You can expect a lot of the post-rock bands, especially those who were already in-tune with tragedy and the world around them, to take dark turns in the next few years. This is simply due to the fact that, you know, things are about to get much, much worse for pretty much everyone living on this planet and it could have been prevented. Post-rock, as mentioned above, is often already in-tune to the myriad of ways in which humanity abuses itself. Take We Lost the Sea‘s previous album for example, Departure Songs. It was certainly forged in the suffocating deluge of personal loss but also touched on human folly, bravery, hope, and cruelty. Its tracks covered the Challenger disaster, the “Bogatyri” (a nickname for the brave divers who gave up their lives to save Europe during the Chernobyl disaster), and, in general, our often doomed attempts to escape/live on the only planet we know.
Their upcoming release, Triumph & Disaster, builds on these somber foundations and injects them with an even greater sense of urgency. This comes across in a few ways but firstly and mainly in the song structure; gone are the longer, more ethereal sprawling passages of Departure Songs, replaced with passages which sound much more urgent. Take the opening track, “Towers”, for example; where Departure Songs might have created wide moments of charged quiet, “Towers” fills its intermissions with tremolo picking and incisive piano. This reminds us of acts like Mono (in the middle of their career) and Australian compatriots Tangled Thoughts of Leaving. When it’s time for these transitions to collapse into the track’s more energetic crescendos, however, the We Lost the Sea sound comes in through and through, creating those massive crashes and emotional twists and turns they are well known for. The contrast created will definitely feel familiar to fans of the genre and the band, the ponder-some buildups, the cavernous catharsis, but, on the whole, things feel more immediate, concise, and charged due to the reformed structure of things.

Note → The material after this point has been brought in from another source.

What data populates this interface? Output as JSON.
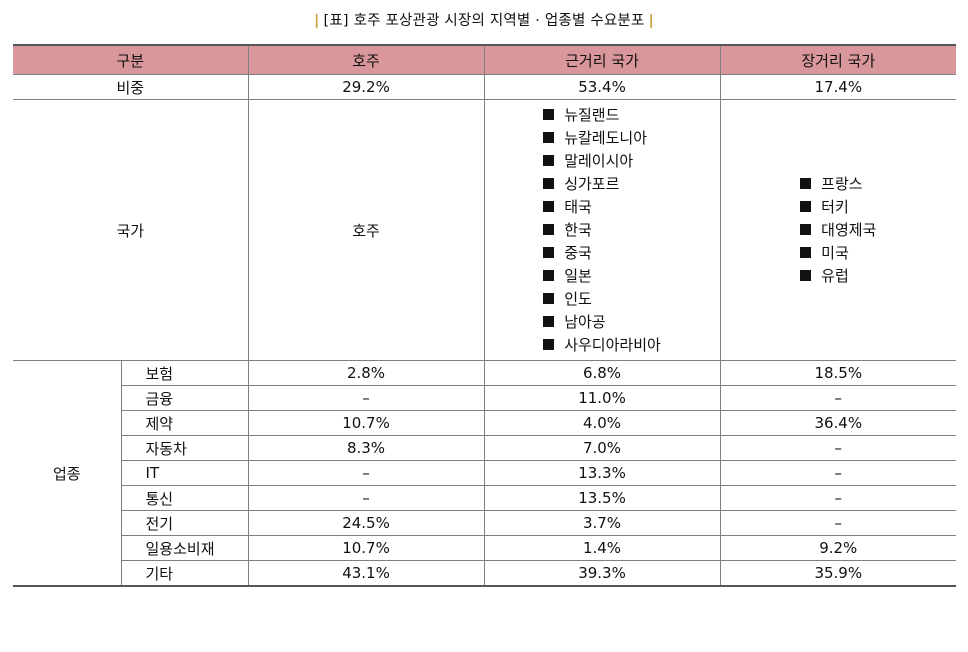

These ideas are also assisted by a change in tones. In general, the guitars are far more punchy on this album, channeling well the kind of melancholic fury that is one result of looking into the future and finding collapse. It’s a mode that very much becomes We Lost the Sea; it takes that grain of hope that their music and, indeed, much of post-rock always has at its sadder core and transforms into something incandescent. It also works very well the the drum sound, which has been mostly preserved from the previous release, the two approaches conspiring together to elevate the urgent and concise feeling of the album. The added reliance on piano and synths, always present in previous releases but even more dominant here, also introduces a new layer of complexity to the music. On tracks like “A Beautiful Collapse”, the synths are used a la 65daysofstatic to augment and power-up the main riff of the track, while on the more contemplative “Distant Shores” they’re used to instill a broader feeling of nostalgia and lazy thought.
This is perhaps another of the album’s strengths; the balance between quieter tracks like “Distant Shores” or the moving “Mothers Hymn” and heavier songs is much more careful and well-wrought. A good example is the hyper-impactful “The Last Sun”, which lies in between the two aforementioned tracks, guitars all bristling on the wavering horizon of wherever this album is taking us. This is where the darker tones also get re-introcuded, as they do on many points throughout the album, always keeping us on our toes. Where previous releases let us sink into melancholy and then surface again for the crescendo’s air, making us drunk on musical oxygen, Triumph & Disaster keeps us on the verge of running out of breath constantly, giving us bursts of overwhelming breath, pain, hope, melancholy, and a bright sense of release throughout the album.
Who knows if the narrative I drew out above is “correct”? Who know if the band were “really” motivated by climate change? I’ll posit to you that it doesn’t really matter; music is made in the context between the artist and the listener (which is not much of an answer, I know). But what is certain and beyond doubt is that as time goes on, we will need more music that is honest, emotional, and which allows us to expose our own feelings to ourselves. Music which sees the future for what it is and yet still finds the energy to hope, mourn, rage, grieve, and believe. And that, perhaps more than any of their previous releases, is what We Lost the Sea accomplish on Triump & Disaster. The very name of the album hints at it and the music speaks on that promise for itself. It is, narratives aside, an extremely accomplished post-rock album, full of variety and meaningful impact. It is, narratives aside, We Lost the Sea’s finest album to date.